Como de costumbre, Sofía se va en la mañana a recoger manzanas para luego descansar sus piecitos columpiándose en su árbol favorito. Choco la acompaña en su tranquilidad echándose una siesta. El tiempo parece fluir igual de relajado haciendo que pierdan la noción del tiempo. Choco vagamente abre los ojos y es ahí que la ve.
Sigilosamente entre el pasto se mueve una serpiente que sólo se ve si entrecierras los ojos con atención. El instinto protector del canino se activa, pero no conecta con su cuerpo. Sus músculos no ceden a la orden de alerta de su mente. La desesperación entra por cada poro de su piel al notar un ardor en una de sus patas. La sensación de una mordida fresca.
El reptil se acerca peligrosamente a la pequeña Sofía y Choco inmóvil no puede ni ladrar. Siente como su corazón combate entre detenerse o acelerarse. Los colmillos resplandecen en el sol listos para clavarse en otra víctima.
–¡El crío!– retumba un eco por todo el campo.
Resuena la voz en su cabeza hasta que el perro da un brinco en su lugar despertándose. Lo primero que ve es a Sofía corriendo hacia la casa. El alivio invade su cuerpo.
Solo fue una pesadilla…
Esta es la historia de aquel paraíso cubano que montó el primer Luis Aguirre. En la plantación de azúcar donde se crio, la familia de Luis era quien fermentaba, preparaba y suplía el alcohol durante el fin de zafra. Mientras el mundo siguiera comprando ron, habría caña, y siempre que hubiese caña, los campesinos tendrían para destilar su ron.

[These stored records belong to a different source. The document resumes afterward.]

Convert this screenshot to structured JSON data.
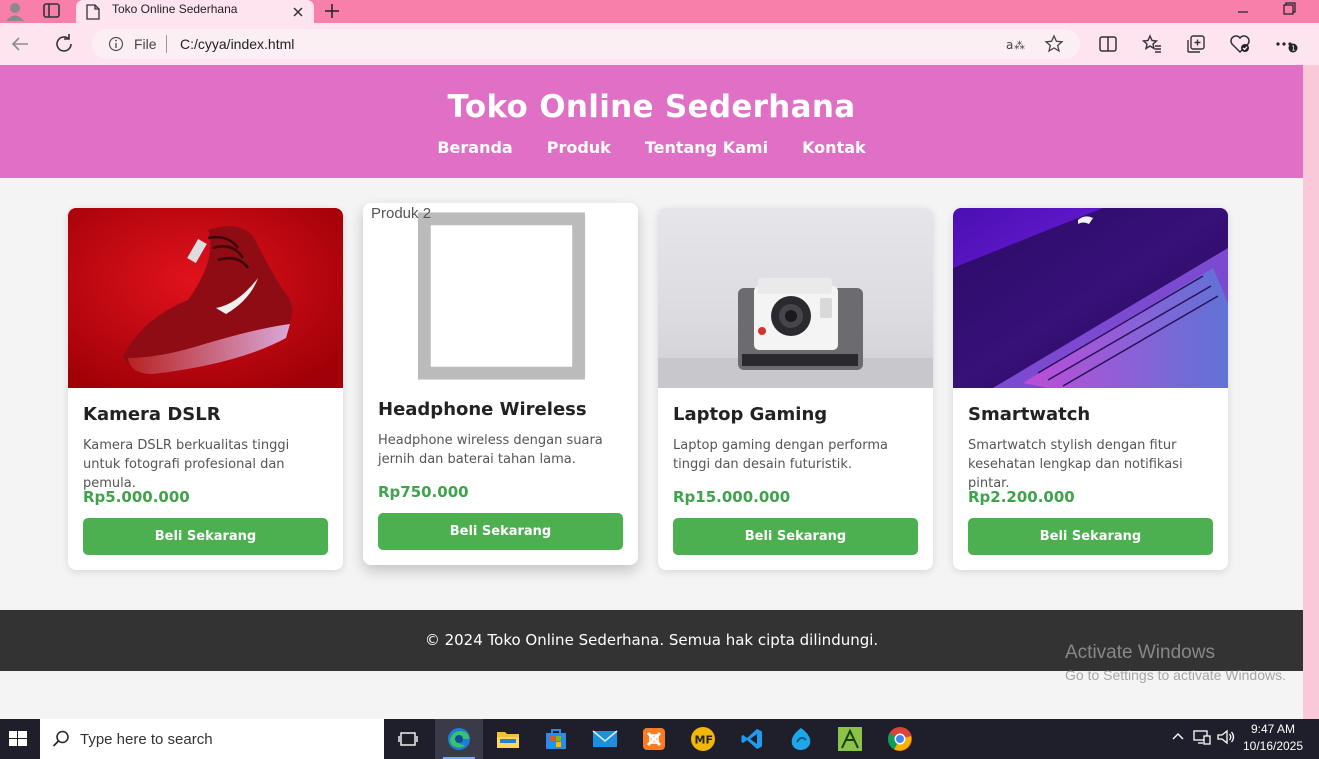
{
  "browser": {
    "tab_title": "Toko Online Sederhana",
    "address_scheme": "File",
    "address_url": "C:/cyya/index.html",
    "colors": {
      "tab_strip": "#f77fa9",
      "toolbar": "#fde4ee"
    }
  },
  "site": {
    "title": "Toko Online Sederhana",
    "nav": [
      "Beranda",
      "Produk",
      "Tentang Kami",
      "Kontak"
    ],
    "products": [
      {
        "name": "Kamera DSLR",
        "description": "Kamera DSLR berkualitas tinggi untuk fotografi profesional dan pemula.",
        "price": "Rp5.000.000",
        "button": "Beli Sekarang",
        "image": "red-sneaker"
      },
      {
        "name": "Headphone Wireless",
        "description": "Headphone wireless dengan suara jernih dan baterai tahan lama.",
        "price": "Rp750.000",
        "button": "Beli Sekarang",
        "image_alt": "Produk 2",
        "image": "broken"
      },
      {
        "name": "Laptop Gaming",
        "description": "Laptop gaming dengan performa tinggi dan desain futuristik.",
        "price": "Rp15.000.000",
        "button": "Beli Sekarang",
        "image": "polaroid-camera"
      },
      {
        "name": "Smartwatch",
        "description": "Smartwatch stylish dengan fitur kesehatan lengkap dan notifikasi pintar.",
        "price": "Rp2.200.000",
        "button": "Beli Sekarang",
        "image": "purple-laptop"
      }
    ],
    "footer": "© 2024 Toko Online Sederhana. Semua hak cipta dilindungi.",
    "colors": {
      "header": "#e070c6",
      "button": "#4caf50",
      "price": "#3ea34a",
      "footer": "#333333"
    }
  },
  "watermark": {
    "title": "Activate Windows",
    "subtitle": "Go to Settings to activate Windows."
  },
  "taskbar": {
    "search_placeholder": "Type here to search",
    "time": "9:47 AM",
    "date": "10/16/2025",
    "apps": [
      "task-view",
      "edge",
      "file-explorer",
      "store",
      "mail",
      "xampp",
      "mf",
      "vscode",
      "app-blue",
      "app-green",
      "chrome"
    ]
  }
}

Para cuando murió su padre, ya Luis podía costearse un porvenir, en un diminuto rincón de La Habana. No había tierra para brotar raíces y abastecerse, pero sabía que la gente bebía tanto en la montaña como en la ciudad, así que compró suficiente guarapo para preparar dos botellas, y con eso continuó su tradición licorera. Adornó su nuevo sueño con un rótulo, que llevaba el nombre “Fuerza Y Vigor”.
Después de diez años, el señor Aguirre se había ganado una fortuna. Su rinconcito se convirtió en un negocio, luego en una barra, y después en una destilería masiva. Pasó la guerra con los norteamericanos y, luego, con el mundo entero. El ron de “Fuerza y Vigor” seguía fortaleciendo las almas cansadas. Los Aguirre aprovecharon el fin de la guerra civil, y se mudaron a un campo idílico de España.

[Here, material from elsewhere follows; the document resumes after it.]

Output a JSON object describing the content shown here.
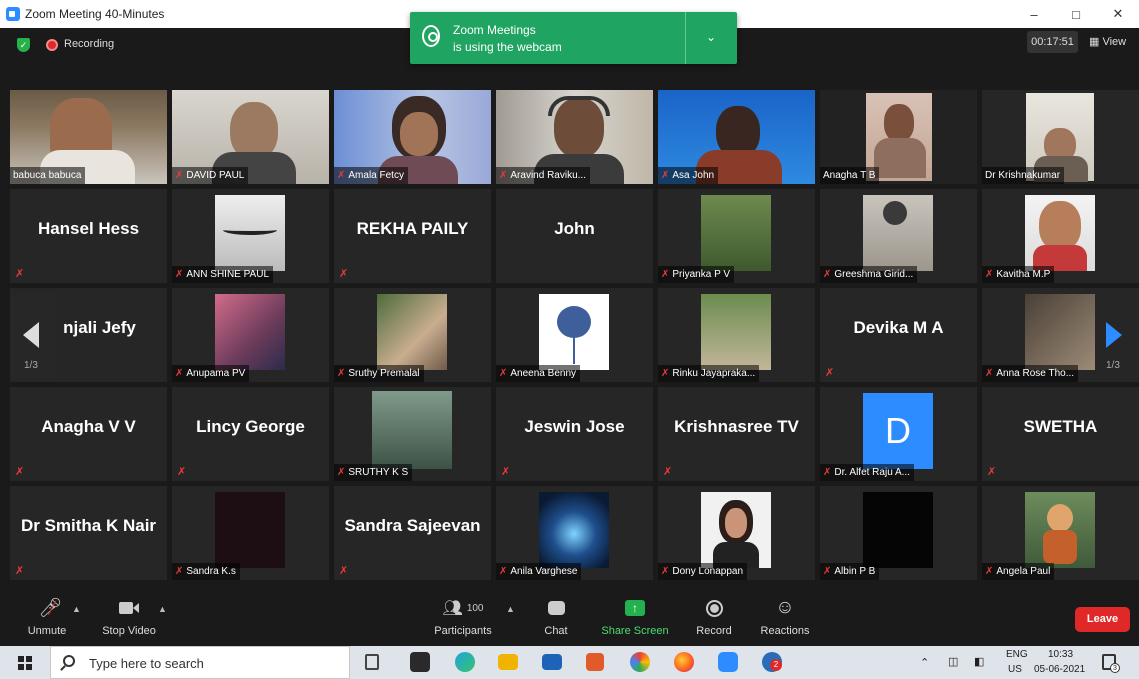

Se supone que Luisín hubiese heredado ese imperio. Tendrían que convertir su campo en otro “rinconcito” para reponer lo que se llevó Batista. Eso no importaba ahora, según opinaba el señor Aguirre. Al menos no se murió el niño, agradecía él.

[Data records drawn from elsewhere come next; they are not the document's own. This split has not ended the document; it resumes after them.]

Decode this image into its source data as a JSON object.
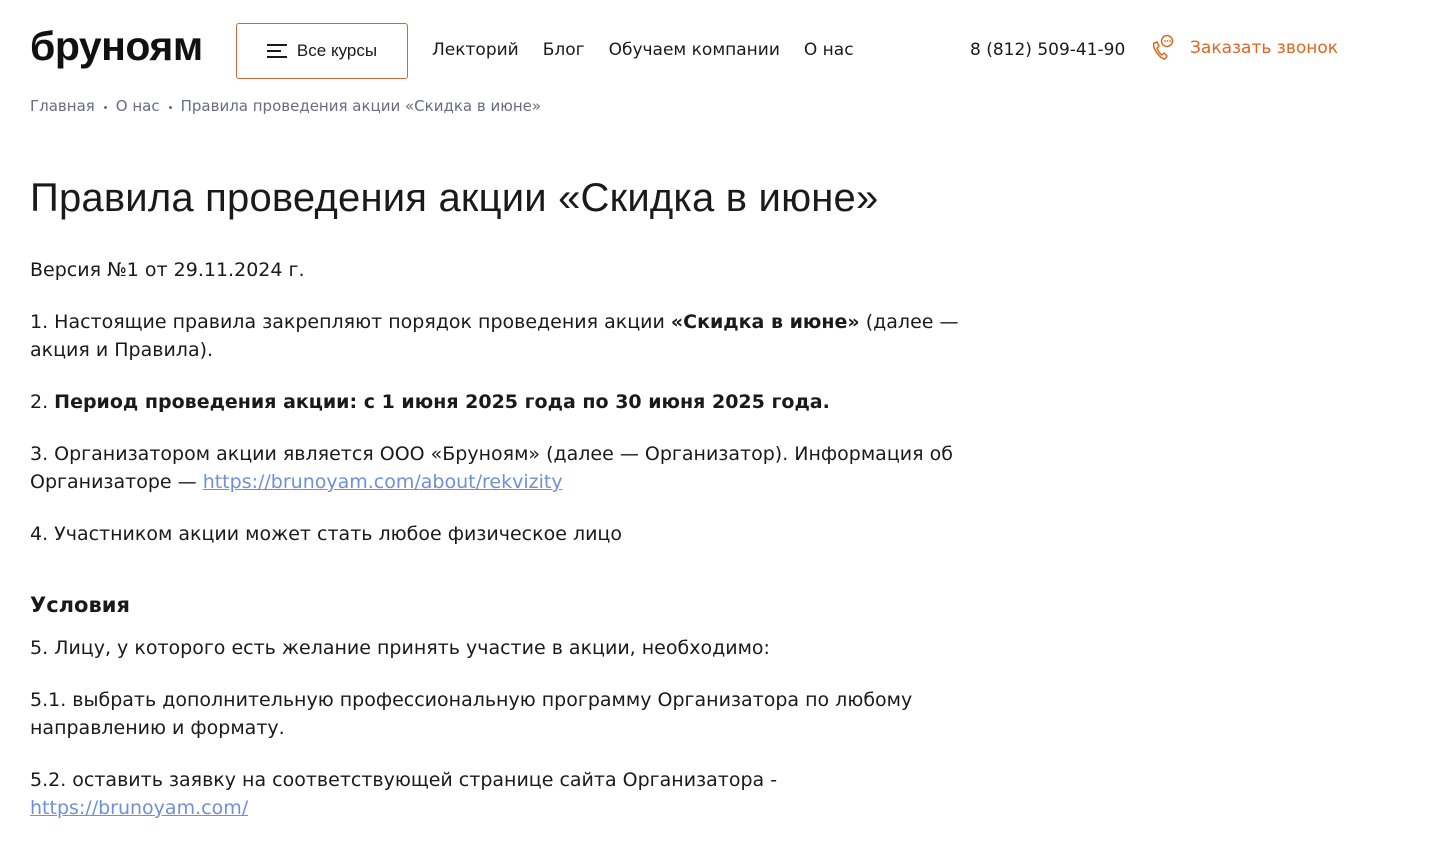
{
  "header": {
    "logo": "бруноям",
    "courses_button": "Все курсы",
    "nav": [
      "Лекторий",
      "Блог",
      "Обучаем компании",
      "О нас"
    ],
    "phone": "8 (812) 509-41-90",
    "callback_label": "Заказать звонок",
    "icons": {
      "menu": "menu-lines-icon",
      "callback": "phone-chat-icon"
    },
    "colors": {
      "accent": "#e0661f",
      "button_border": "#c86a3c",
      "link": "#6f8fd6"
    }
  },
  "breadcrumb": [
    "Главная",
    "О нас",
    "Правила проведения акции «Скидка в июне»"
  ],
  "main": {
    "title": "Правила проведения акции «Скидка в июне»",
    "version": "Версия №1 от 29.11.2024 г.",
    "p1": {
      "before": "1. Настоящие правила закрепляют порядок проведения акции ",
      "bold": "«Скидка в июне»",
      "after": " (далее — акция и Правила)."
    },
    "p2": {
      "before": "2. ",
      "bold": "Период проведения акции: с 1 июня 2025 года по 30 июня 2025 года."
    },
    "p3": {
      "text": "3. Организатором акции является ООО «Бруноям» (далее — Организатор). Информация об Организаторе — ",
      "link": "https://brunoyam.com/about/rekvizity"
    },
    "p4": "4. Участником акции может стать любое физическое лицо",
    "section_title": "Условия",
    "p5": "5. Лицу, у которого есть желание принять участие в акции, необходимо:",
    "p5_1": "5.1. выбрать дополнительную профессиональную программу Организатора по любому направлению и формату.",
    "p5_2": {
      "text": "5.2. оставить заявку на соответствующей странице сайта Организатора - ",
      "link": "https://brunoyam.com/"
    }
  }
}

Esta es la historia de la gata negra Teleute. Aunque sea una gata, cumple una función extremadamente vital: sin ella no habría balance en el universo. Uno se preguntaría por qué una gata tiene tanto poder e influencia. Es porque ella es la única representante de la muerte misma, la personificación antropomórfica tanto de la vida como de la muerte; pues para vivir, uno debe tener un pie cerca de su tumba, y para morir, uno tuvo que haber sido alguna vez parte de los vivos.
El trabajo de Teleute es simple: juzga a los recién nacidos, porque no hay nada más vulnerable que un bebé cuya propia existencia reside en un limbo entre la vida y la muerte. Si Teleute lo ve digno, le concederá la bendición de una vida larga y plena; si lo ve deficiente, lo llevará al inframundo para unirlo con los espíritus de los fallecidos.
Sus criterios para emitir juicio son tan peculiares que algunos dicen que, si alguien es demasiado inquieto como un gusano, ella cosechará su alma; si alguien es demasiado callado, lo bendecirá. Pero en realidad todo depende de su capricho, porque el temperamento de un gato es todo menos predecible. Es tan impredecible como el clima tropical: nunca se sabe qué esperar en ese día.
La verdad es que no importa el criterio: ella elige como ella elige. Al final del día, pasará juicio sobre todos, especialmente sobre esa bella criatura que es carne y hueso frente a quien ella observa en ese momento.